Limitations of the use of the mtp40 fragment as a marker of differentiation between Mycobacterium tuberculosis and M. bovis

Cristina Viana-Niero, Sylvia Cardoso Leão

RESUMO

Os bacilos que causam a tuberculose estão agrupados no complexo Mycobacterium tuberculosis, composto por: M. tuberculosis, M. bovis subsp. bovis, M. africanum e M. microti, além da cepa vacinal M. bovis BCG. Tem sido proposta a inclusão de novas espécies neste complexo, como M. canettii, uma variante de M. tuberculosis encontrada na região da Somália(1), M. caprae, agente etiológico de tuberculose em caprinos(2), e M. pinnipedii, que causa tuberculose em leões marinhos, mas que também pode infectar o homem(3).

Os bacilos que causam a tuberculose estão agrupados no complexo Mycobacterium tuberculosis, composto por: M. tuberculosis, M. bovis subsp. bovis, M. africanum e M. microti, além da cepa vacinal M. bovis BCG. Tem sido proposta a inclusão de novas espécies neste complexo, como M. canettii, uma variante de M. tuberculosis encontrada na região da Somália(1), M. caprae, agente etiológico de tuberculose em caprinos(2), e M. pinnipedii, que causa tuberculose em leões marinhos, mas que também pode infectar o homem(3).

Estudos de hibridação DNA-DNA, seqüen-ciamento de 16SrDNA, das seqüências intergênicas 16S-23S e do gene que codifica para a proteína de choque térmico hsp65 (4) evidenciam que os membros deste complexo constituem, de fato, uma única espécie. Por razões essencialmente ligadas à importância médica e veterinária do grupo, tais como poder patogênico e espectro de hospedeiros de cada espécie, a nomenclatura permanece.

M. tuberculosis é a principal bactéria deste complexo patogênica para o homem. Casos de tuberculose humana devidos a M. africanum e M. canettii foram reportados, principalmente na África(1). M. bovis, agente etiológico de tuberculose bovina, também pode infectar o homem e outros animais. Estudos na Argentina e Inglaterra reportaram que esta espécie é responsável por 0,4% a 1% dos casos de tuberculose humana(5,6). De acordo com a Organização Panamericana da Saúde(7), surgem 7.000 novos casos por ano na América do Sul. Não existem dados sobre a incidência de tuberculose humana causada por M. bovis no Brasil. Esta espécie é naturalmente resistente a pirazinamida, droga utilizada no tratamento da tuberculose humana, o que justifica a diferenciação destas espécies em determinados casos, principalmente quando houver evidência epidemiológica que justifique esta suspeita, ou quando houver falha na resposta ao tratamento com esquemas que incluem pirazinamida.

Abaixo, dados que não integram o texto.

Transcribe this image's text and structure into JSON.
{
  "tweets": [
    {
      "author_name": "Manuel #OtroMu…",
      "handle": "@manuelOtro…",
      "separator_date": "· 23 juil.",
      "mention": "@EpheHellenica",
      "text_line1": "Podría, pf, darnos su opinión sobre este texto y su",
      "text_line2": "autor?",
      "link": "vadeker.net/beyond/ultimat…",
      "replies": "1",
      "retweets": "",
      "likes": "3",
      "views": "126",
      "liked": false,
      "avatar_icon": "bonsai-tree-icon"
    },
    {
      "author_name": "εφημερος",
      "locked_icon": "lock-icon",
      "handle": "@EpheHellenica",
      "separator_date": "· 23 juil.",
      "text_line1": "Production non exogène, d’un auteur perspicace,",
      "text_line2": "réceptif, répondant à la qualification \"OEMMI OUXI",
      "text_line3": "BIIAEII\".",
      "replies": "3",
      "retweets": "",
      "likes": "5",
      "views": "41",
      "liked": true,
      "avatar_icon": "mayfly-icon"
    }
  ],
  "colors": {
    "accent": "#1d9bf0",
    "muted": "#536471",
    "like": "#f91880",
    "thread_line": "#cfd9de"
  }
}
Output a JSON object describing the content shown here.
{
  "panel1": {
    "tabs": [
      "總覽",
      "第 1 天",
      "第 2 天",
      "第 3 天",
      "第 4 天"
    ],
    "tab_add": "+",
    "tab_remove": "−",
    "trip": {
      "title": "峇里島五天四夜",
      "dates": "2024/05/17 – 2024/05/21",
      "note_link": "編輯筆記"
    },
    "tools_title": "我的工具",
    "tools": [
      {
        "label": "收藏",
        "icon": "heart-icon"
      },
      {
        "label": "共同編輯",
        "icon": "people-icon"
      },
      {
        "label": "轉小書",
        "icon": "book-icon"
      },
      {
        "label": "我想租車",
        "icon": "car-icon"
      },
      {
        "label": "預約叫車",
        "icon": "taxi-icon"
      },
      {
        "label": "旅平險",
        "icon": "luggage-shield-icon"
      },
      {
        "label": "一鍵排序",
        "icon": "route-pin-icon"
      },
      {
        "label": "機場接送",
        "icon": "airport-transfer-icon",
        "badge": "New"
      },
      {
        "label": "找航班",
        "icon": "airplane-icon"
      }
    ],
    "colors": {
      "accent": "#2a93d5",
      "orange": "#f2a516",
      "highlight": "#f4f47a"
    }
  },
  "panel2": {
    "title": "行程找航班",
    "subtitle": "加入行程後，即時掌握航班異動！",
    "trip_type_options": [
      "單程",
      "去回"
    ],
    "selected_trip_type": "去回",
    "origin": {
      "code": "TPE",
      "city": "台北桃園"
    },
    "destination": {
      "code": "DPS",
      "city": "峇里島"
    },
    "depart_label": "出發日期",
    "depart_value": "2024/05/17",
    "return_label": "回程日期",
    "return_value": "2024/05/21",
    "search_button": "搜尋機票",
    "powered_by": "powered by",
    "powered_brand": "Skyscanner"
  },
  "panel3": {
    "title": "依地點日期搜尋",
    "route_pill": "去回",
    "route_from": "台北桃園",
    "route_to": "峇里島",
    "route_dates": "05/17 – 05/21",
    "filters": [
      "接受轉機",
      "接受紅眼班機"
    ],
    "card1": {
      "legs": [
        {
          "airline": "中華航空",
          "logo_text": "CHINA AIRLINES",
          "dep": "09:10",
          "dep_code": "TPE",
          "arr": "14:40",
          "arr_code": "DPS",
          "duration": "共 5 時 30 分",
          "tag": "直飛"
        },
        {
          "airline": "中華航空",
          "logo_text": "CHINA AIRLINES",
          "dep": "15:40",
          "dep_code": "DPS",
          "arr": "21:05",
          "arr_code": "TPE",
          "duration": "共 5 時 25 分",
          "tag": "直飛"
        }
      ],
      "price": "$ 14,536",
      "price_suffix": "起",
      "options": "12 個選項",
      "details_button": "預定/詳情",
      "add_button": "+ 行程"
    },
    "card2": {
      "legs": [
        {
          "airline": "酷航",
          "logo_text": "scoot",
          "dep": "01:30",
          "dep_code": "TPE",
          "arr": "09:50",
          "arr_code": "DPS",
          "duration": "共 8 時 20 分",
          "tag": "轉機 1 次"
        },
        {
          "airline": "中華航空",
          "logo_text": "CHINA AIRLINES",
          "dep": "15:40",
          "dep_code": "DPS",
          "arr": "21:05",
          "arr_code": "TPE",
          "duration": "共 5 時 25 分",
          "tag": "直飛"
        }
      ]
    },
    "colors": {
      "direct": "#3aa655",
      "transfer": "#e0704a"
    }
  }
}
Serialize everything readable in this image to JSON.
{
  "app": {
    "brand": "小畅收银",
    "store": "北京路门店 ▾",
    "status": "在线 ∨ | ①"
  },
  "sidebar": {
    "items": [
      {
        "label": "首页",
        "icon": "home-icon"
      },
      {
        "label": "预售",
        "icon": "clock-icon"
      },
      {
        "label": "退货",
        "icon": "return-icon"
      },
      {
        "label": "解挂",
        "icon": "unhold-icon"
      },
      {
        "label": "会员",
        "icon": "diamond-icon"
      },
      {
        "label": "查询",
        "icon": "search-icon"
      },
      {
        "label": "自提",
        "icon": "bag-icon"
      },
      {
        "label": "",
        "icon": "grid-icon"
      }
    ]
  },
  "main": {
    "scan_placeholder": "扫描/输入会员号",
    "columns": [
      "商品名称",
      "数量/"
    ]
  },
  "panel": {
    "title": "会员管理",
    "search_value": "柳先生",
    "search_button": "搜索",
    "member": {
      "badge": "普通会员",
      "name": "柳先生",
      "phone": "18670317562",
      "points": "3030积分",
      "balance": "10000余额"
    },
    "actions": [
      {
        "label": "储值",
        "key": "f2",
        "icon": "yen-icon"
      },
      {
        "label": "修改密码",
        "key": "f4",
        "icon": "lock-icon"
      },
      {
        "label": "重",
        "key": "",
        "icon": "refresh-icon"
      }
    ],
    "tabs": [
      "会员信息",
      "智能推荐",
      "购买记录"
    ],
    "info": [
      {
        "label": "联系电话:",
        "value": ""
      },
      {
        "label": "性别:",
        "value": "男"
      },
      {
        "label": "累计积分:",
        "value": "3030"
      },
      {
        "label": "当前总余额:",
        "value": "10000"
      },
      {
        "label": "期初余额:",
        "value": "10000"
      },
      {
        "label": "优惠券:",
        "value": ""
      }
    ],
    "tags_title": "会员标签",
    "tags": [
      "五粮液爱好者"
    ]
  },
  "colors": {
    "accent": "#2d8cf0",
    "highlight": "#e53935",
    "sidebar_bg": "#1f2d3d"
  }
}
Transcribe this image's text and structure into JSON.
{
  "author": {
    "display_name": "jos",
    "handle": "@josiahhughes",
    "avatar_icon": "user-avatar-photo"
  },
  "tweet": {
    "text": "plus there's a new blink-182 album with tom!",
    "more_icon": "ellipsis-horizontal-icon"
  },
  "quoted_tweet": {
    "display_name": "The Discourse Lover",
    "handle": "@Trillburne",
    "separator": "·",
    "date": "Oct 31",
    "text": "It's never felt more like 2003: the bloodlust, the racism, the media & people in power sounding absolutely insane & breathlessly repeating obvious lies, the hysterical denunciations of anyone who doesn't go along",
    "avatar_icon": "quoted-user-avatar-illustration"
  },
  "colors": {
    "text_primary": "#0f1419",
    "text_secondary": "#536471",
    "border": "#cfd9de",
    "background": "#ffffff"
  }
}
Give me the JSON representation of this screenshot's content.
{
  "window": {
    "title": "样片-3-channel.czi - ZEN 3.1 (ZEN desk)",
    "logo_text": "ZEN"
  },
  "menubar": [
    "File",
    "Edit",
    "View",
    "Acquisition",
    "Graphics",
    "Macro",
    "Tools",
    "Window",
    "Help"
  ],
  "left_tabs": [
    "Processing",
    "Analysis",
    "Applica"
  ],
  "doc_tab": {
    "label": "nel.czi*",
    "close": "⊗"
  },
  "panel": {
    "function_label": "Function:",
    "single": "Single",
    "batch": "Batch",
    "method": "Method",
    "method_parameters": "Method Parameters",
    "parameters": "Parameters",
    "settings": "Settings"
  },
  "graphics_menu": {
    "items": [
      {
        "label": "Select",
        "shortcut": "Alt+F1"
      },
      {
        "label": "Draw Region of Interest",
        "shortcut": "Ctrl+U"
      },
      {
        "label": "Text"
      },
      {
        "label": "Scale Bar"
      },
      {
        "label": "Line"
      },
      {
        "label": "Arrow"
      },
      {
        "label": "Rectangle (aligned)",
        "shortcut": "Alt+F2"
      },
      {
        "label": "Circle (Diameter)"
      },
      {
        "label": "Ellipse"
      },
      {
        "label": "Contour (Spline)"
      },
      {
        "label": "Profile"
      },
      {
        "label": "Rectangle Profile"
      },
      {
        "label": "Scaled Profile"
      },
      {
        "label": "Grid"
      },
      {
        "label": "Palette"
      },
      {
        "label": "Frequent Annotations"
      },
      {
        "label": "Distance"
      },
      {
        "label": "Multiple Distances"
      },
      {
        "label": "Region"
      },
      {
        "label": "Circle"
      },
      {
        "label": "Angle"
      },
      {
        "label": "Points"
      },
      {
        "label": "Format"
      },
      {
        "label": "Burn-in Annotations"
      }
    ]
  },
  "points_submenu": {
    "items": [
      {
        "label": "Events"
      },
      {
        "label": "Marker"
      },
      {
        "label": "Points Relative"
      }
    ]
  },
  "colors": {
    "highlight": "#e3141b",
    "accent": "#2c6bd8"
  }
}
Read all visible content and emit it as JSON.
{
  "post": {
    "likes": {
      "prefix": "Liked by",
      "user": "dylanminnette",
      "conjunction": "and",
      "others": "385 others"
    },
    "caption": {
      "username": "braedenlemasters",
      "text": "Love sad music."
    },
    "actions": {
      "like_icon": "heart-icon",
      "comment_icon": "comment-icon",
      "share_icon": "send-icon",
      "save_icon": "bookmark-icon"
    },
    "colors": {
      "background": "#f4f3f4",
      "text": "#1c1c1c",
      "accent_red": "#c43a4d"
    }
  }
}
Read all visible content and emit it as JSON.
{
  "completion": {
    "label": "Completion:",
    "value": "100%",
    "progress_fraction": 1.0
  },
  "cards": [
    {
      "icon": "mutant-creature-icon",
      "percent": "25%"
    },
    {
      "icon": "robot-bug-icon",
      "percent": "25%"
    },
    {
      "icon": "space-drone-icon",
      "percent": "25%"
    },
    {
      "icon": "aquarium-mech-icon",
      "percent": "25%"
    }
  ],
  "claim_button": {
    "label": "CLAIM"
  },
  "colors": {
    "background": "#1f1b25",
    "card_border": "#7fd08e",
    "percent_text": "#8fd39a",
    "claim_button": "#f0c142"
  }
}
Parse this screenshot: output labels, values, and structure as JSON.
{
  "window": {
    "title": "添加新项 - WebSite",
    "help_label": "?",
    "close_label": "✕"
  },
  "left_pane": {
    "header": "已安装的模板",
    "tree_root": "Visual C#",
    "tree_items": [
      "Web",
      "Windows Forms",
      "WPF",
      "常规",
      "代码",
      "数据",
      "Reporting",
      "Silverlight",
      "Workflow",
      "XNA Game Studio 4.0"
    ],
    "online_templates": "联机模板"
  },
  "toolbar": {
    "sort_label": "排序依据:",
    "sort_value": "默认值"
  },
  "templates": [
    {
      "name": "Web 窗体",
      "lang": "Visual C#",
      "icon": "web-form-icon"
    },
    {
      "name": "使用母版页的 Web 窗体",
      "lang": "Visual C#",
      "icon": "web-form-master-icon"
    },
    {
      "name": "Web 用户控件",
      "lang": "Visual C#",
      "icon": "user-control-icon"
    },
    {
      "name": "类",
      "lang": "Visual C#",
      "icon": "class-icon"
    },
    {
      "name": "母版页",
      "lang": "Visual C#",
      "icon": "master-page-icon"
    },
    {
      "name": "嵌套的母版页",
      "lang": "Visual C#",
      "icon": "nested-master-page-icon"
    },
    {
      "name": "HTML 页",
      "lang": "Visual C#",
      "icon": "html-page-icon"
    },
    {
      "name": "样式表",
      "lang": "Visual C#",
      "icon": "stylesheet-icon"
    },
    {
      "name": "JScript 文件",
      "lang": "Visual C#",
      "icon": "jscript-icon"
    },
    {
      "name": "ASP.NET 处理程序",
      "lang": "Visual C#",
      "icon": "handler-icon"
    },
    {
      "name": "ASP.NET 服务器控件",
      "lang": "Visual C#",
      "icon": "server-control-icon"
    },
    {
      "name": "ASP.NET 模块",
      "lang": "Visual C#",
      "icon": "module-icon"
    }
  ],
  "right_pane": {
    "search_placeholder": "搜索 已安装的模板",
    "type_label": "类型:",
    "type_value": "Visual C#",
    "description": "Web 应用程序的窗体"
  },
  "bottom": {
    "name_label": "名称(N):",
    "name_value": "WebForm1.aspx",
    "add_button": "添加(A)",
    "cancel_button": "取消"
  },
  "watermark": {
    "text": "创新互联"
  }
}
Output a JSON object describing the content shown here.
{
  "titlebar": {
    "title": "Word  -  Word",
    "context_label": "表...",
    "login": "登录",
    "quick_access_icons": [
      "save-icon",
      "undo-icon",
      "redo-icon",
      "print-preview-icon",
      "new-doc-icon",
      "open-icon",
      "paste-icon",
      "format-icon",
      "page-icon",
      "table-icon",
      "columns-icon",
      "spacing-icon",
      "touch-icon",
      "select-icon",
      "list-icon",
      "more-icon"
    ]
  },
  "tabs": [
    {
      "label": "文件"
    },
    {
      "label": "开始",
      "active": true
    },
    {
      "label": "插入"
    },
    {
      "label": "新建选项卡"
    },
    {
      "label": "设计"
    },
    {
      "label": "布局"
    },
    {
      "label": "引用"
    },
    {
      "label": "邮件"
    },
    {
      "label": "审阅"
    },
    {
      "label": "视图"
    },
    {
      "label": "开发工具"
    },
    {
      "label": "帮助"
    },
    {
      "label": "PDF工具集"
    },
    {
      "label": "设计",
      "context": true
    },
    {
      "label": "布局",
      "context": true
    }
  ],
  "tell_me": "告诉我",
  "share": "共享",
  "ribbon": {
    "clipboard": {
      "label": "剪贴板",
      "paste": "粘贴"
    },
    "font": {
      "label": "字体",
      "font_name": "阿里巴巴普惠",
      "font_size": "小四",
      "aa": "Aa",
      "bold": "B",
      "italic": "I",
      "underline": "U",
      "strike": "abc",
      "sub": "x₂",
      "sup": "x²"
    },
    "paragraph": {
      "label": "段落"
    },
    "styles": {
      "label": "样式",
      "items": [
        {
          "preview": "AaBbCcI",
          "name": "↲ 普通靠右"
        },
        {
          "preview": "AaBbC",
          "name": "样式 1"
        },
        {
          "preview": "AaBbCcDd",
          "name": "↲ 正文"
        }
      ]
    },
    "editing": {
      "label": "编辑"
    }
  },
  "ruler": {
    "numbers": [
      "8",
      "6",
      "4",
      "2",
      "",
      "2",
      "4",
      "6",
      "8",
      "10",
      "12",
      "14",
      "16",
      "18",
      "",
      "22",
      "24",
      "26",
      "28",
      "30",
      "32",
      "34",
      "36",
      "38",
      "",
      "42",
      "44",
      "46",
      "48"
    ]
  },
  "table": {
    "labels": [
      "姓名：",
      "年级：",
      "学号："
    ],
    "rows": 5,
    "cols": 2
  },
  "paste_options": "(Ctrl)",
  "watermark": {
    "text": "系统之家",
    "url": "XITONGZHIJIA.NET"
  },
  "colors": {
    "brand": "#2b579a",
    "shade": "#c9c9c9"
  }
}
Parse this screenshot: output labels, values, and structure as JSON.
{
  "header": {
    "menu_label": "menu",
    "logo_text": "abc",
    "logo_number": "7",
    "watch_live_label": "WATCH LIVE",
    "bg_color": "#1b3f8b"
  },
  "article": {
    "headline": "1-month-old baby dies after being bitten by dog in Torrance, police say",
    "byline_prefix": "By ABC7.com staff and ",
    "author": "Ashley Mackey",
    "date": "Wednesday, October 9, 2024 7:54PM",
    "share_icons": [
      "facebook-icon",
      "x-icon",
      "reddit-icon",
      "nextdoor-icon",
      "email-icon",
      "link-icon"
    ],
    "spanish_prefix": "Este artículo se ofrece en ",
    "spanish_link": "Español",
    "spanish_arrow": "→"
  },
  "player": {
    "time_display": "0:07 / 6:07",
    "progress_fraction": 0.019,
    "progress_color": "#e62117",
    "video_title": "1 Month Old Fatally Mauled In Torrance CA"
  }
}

O diagnóstico da doença causada por M. tuberculosis ou por M. bovis pode ser feito pela análise dos dados clínicos e radiológicos. Entretanto, o diagnóstico bacteriológico é necessário para confirmação do diagnóstico e identificação da espécie. M. tuberculosis e M. bovis podem ser diferenciados usando-se testes fenotípicos como os testes de niacina e produção de nitratos e as provas de crescimento na presença de TCH (hidrazida do ácido tio-feno-2-carboxílico) e pirazinamida (4). A reação em cadeia da polimerase (PCR - polymerase chain reaction) tem sido introduzida na rotina de muitos laboratórios como alternativa para o diagnóstico rápido, sensível e específico. Esta técnica permite diferenciar M. tuberculosis de M. bovis por amplificação diferencial de fragmentos dos genes pncA e oxyR(8), por análise de restrição enzimática do gene gyrB amplificado por PCR(9), por amplificação múltipla (multiplex-PCR) de regiões do fragmento DR, da sequência IS6110 e do gene hsp65(10), e pela amplificação do fragmento mtp40, exclusivo de M. tuberculosis (ausente do genoma de M. bovis)(11).

O fragmento mtp40, contido no gene plcA, que codifica para a enzima fosfolipase C de M. tuberculosis, tem sido amplamente utilizado para diagnóstico específico de M. tuberculosis a partir de amostras clínicas não cultivadas(11) e de cultivos de cepas de coleção(12). A ausência do fragmento mtp40 em M. bovis foi confirmada por diferentes autores, mas sua presença em todos os isolados clínicos de M. tuberculosis tem sido questionada(13).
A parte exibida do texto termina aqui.